C'est ce qui permet à Roussin comme à tous ses contemporains, d'exalter la foi chrétienne en tant que recours ultime face à un questionnement sans réponse, face surtout à un événement cataclysmique d'une échelle inhumaine. Cependant. Roussin quant à lui est différent précisément du fait de l'introduction d'un élément étranger au genre: la caisse de la souscription mauricienne. Ainsi, chez ce peintre, la réponse religieuse n'est pas seule. Aux abbés qui procurent soulagement et extrême onction, aux courageuses religieuses qui offrent, infatigables, leur dévouement sans bornes, fait pendant cette caisse grand-ouverte aux fioles de chlorures.

Tel un trésor à peine découvert, la science est présente, sans antagonisme apparent d'ailleurs à l'action salvatrice et religieuse, elle-aussi en tant qu'élément d'espoir au milieu de l'hécatombe et de l'horreur. Ainsi l'on peut affirmer que ce tableau est typique de l'ambivalence de son siècle préoccupé de progrès et encore tout empreint de considérations, de recours vers un au-delà seul capable alors d'apporter soulagement ou miséricorde.

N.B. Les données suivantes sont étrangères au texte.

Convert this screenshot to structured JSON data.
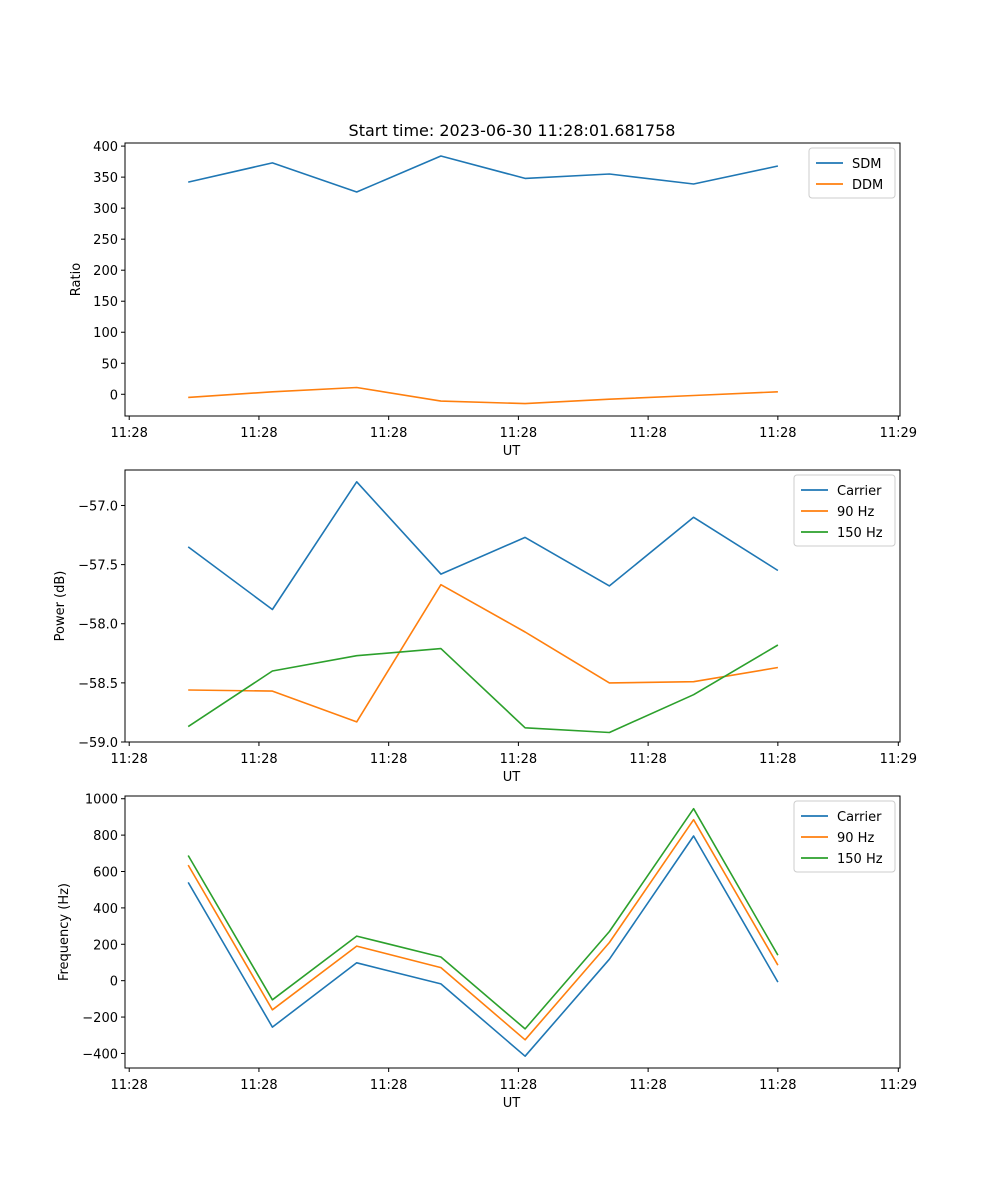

C'est l'intérêt principal de ce tableau de montrer et d'envisager sur le même plan ces deux recours légitimés. Ce tableau contient donc la réponse progressiste et morale d'une Science revêtue de vertus et de bienfaits à une époque de doutes matérialistes, comme une réponse antagoniste aux anciennes scènes où le Christ et les Saints guérissaient seuls les malades. Le fait apparemment anodin que l'enfant nu sur la gauche du tableau soit soigné par les religieuses proches bouteilles de solution chlorée en dit long sur cette synergie du spirituel et du temporel ici alliés dans une même cause. Remarquons en cela que cette réponse humaine se trouve moralisée par le fait symbolique d'être l'objet d'un don de pure solidarité.

Ainsi l'œuvre de Roussin est intéressante sur un plan symbolique, l'Histoire devenant sous son pinceau un peu plus qu'un mythe, s'humanisant dans la prise en main d'un destin commun aux vivants. Cette caisse, comme flanquée là au beau milieu du désespoir, est l'alternative d'un destin maîtrisé, la réponse et la victoire d'une solidarité fraternelle face au seul hasard d'un cataclysme incontrôlé, la croyance peut-être naïve, mais ô combien réelle, d'un positivisme absolu de la Science et du progrès considéré inexorable, mais surtout, l'idée que la solidarité entre les peuples arrive à vaincre le malheur.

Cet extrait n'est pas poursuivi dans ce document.